Kohlendioxid, Stickoxide, Feinstaub – wo viele Fahrzeuge unterwegs sind, ist die Luft schnell schlecht. Besonders in den Innenstädten der Ballungszentren überschreiten die Schadstoffmengen die erlaubten Grenzen zu oft und zu weit. Die Schadstoffe lassen nach EU-Angaben europaweit Hunderttausende Menschen verfrüht sterben. Auch in Deutschland müssen die Behörden deshalb gegensteuern. Die EU-Kommission identifizierte 28 Gebiete mit Grenzwertüberschreitungen. Darunter sind die Ballungsräume Berlin, München, Stuttgart und Hamburg. Auch in Köln, Düsseldorf und fast allen größeren Städten in Nordrhein-Westfalen besteht das Problem.

Als Hauptproblem wurden die Dieselfahrzeuge erkannt. Der Dieselmotor hat seit dem Bekanntwerden der breit angelegten Manipulationen von Abgastests ein Imageproblem. Das im Talkessel gelegene Stuttgart hat bereits beschlossen, ab 2018 ältere Dieselfahrzeuge aus der City auszusperren. Betroffen sind vor allem Pendler, Handwerksbetriebe, Dienstleister. Nun erwägt auch Münchens Oberbürgermeister Dieter Reiter (SPD) Fahrverbote für Diesel, um die Luft in seiner Stadt sauberer zu machen. Mit diesem Plan hat er Unruhe ausgelöst und einige Fragen aufgeworfen. Parallel läuft die Diskussion über alternative Gegenmaßnahmen.
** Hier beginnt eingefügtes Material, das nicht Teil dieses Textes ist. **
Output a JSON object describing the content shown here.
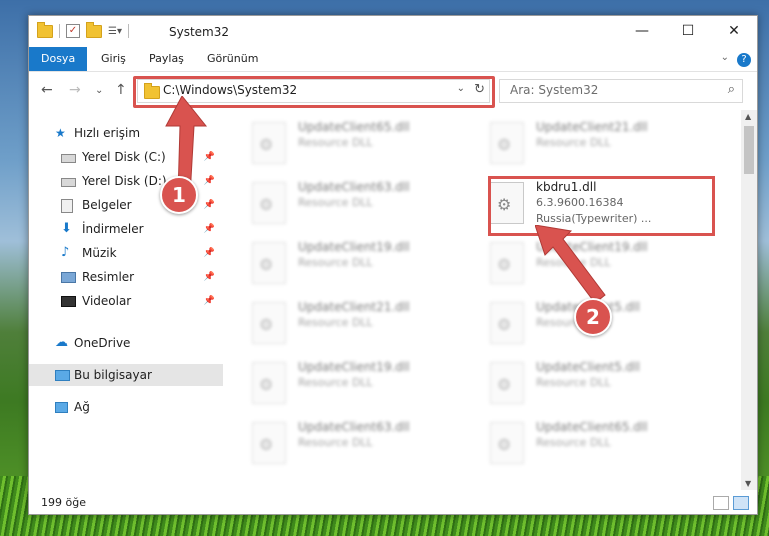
{
  "window": {
    "title": "System32"
  },
  "ribbon": {
    "tabs": [
      "Dosya",
      "Giriş",
      "Paylaş",
      "Görünüm"
    ],
    "help": "?"
  },
  "nav": {
    "address": "C:\\Windows\\System32",
    "search_placeholder": "Ara: System32"
  },
  "sidebar": {
    "items": [
      {
        "label": "Hızlı erişim",
        "icon": "star-icon"
      },
      {
        "label": "Yerel Disk (C:)",
        "icon": "drive-icon",
        "pinned": true
      },
      {
        "label": "Yerel Disk (D:)",
        "icon": "drive-icon",
        "pinned": true
      },
      {
        "label": "Belgeler",
        "icon": "documents-icon",
        "pinned": true
      },
      {
        "label": "İndirmeler",
        "icon": "download-icon",
        "pinned": true
      },
      {
        "label": "Müzik",
        "icon": "music-icon",
        "pinned": true
      },
      {
        "label": "Resimler",
        "icon": "pictures-icon",
        "pinned": true
      },
      {
        "label": "Videolar",
        "icon": "videos-icon",
        "pinned": true
      },
      {
        "label": "OneDrive",
        "icon": "cloud-icon"
      },
      {
        "label": "Bu bilgisayar",
        "icon": "computer-icon",
        "selected": true
      },
      {
        "label": "Ağ",
        "icon": "network-icon"
      }
    ]
  },
  "files": {
    "left": [
      {
        "name": "UpdateClient65.dll",
        "type": "Resource DLL"
      },
      {
        "name": "UpdateClient63.dll",
        "type": "Resource DLL"
      },
      {
        "name": "UpdateClient19.dll",
        "type": "Resource DLL"
      },
      {
        "name": "UpdateClient21.dll",
        "type": "Resource DLL"
      },
      {
        "name": "UpdateClient19.dll",
        "type": "Resource DLL"
      },
      {
        "name": "UpdateClient63.dll",
        "type": "Resource DLL"
      }
    ],
    "right": [
      {
        "name": "UpdateClient21.dll",
        "type": "Resource DLL"
      },
      {
        "name": "UpdateClient19.dll",
        "type": "Resource DLL"
      },
      {
        "name": "UpdateClient5.dll",
        "type": "Resource DLL"
      },
      {
        "name": "UpdateClient5.dll",
        "type": "Resource DLL"
      },
      {
        "name": "UpdateClient65.dll",
        "type": "Resource DLL"
      }
    ],
    "highlighted": {
      "name": "kbdru1.dll",
      "version": "6.3.9600.16384",
      "description": "Russia(Typewriter) ..."
    }
  },
  "status": {
    "count": "199 öğe"
  },
  "markers": {
    "one": "1",
    "two": "2"
  },
  "colors": {
    "accent": "#1979ca",
    "highlight": "#d9534f"
  }
}
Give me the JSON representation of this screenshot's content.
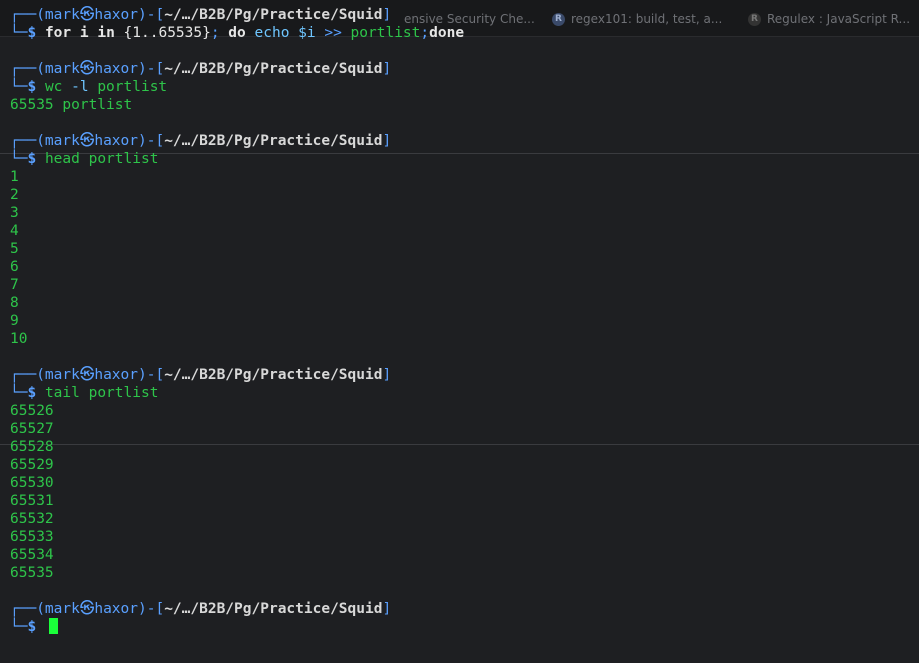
{
  "window": {
    "background_tabs": [
      {
        "label": "ensive Security Che...",
        "icon": "page-icon"
      },
      {
        "label": "regex101: build, test, a...",
        "icon": "regex101-icon"
      },
      {
        "label": "Regulex : JavaScript R...",
        "icon": "regulex-icon"
      }
    ]
  },
  "prompt": {
    "user": "mark",
    "host": "haxor",
    "separator_icon": "skull-icon",
    "cwd": "~/…/B2B/Pg/Practice/Squid",
    "symbol": "$"
  },
  "session": [
    {
      "command": {
        "segments": [
          {
            "text": "for",
            "style": "kw"
          },
          {
            "text": " i ",
            "style": "kw"
          },
          {
            "text": "in",
            "style": "kw"
          },
          {
            "text": " {1..65535}",
            "style": "num"
          },
          {
            "text": ";",
            "style": "op"
          },
          {
            "text": " do ",
            "style": "kw"
          },
          {
            "text": "echo",
            "style": "arg"
          },
          {
            "text": " $i ",
            "style": "arg"
          },
          {
            "text": ">>",
            "style": "op"
          },
          {
            "text": " portlist",
            "style": "word"
          },
          {
            "text": ";",
            "style": "op"
          },
          {
            "text": "done",
            "style": "kw"
          }
        ]
      },
      "output": []
    },
    {
      "command": {
        "segments": [
          {
            "text": "wc",
            "style": "word"
          },
          {
            "text": " -l ",
            "style": "arg"
          },
          {
            "text": "portlist",
            "style": "word"
          }
        ]
      },
      "output": [
        "65535 portlist"
      ]
    },
    {
      "command": {
        "segments": [
          {
            "text": "head",
            "style": "word"
          },
          {
            "text": " portlist",
            "style": "word"
          }
        ]
      },
      "output": [
        "1",
        "2",
        "3",
        "4",
        "5",
        "6",
        "7",
        "8",
        "9",
        "10"
      ]
    },
    {
      "command": {
        "segments": [
          {
            "text": "tail",
            "style": "word"
          },
          {
            "text": " portlist",
            "style": "word"
          }
        ]
      },
      "output": [
        "65526",
        "65527",
        "65528",
        "65529",
        "65530",
        "65531",
        "65532",
        "65533",
        "65534",
        "65535"
      ]
    }
  ],
  "colors": {
    "background": "#1e1f22",
    "prompt_frame": "#5aa0ff",
    "output_text": "#2ec44a",
    "cursor": "#1aff3a"
  }
}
Welche Autos wären betroffen?

Noch ist für München nichts beschlossen und niemand weiß bisher, welches Gebiet für Dieselautos gesperrt werden soll. Den Erfahrungen aus Stuttgart nach würde ein Verbot alle Dieselfahrzeuge betreffen, die nicht die Euro-6-Schadstoffklasse erfüllen – die derzeit schärfste Klasse gilt seit 2015 für alle Pkw-Neuwagen. Die allermeisten Dieselfahrzeuge, die derzeit auf der Straße sind, erfüllen diese Norm nicht.

In München mit seinen werktäglich 200.000 Pendlern dürften damit etwa 40 Prozent der Fahrzeuge nicht mehr in den gesperrten Bereich fahren. Von den 720.000 Münchner Autos sind 295.000 Dieselfahrzeuge.

In Stuttgart ist bereits beschlossen, dass ab 2018 bestimmte Straßen an Tagen mit hoher Feinstaubbelastung (Feinstaubalarm) für Dieselfahrzeuge verboten sind. Ausnahmen soll es jedoch geben, unter anderem für Handwerker, Lieferdienste, Taxis. Allein in Stuttgart sind nach Angaben der Stadt 107.000 Dieselfahrzeuge zugelassen, 73.000 davon erfüllen nicht die Abgasnorm.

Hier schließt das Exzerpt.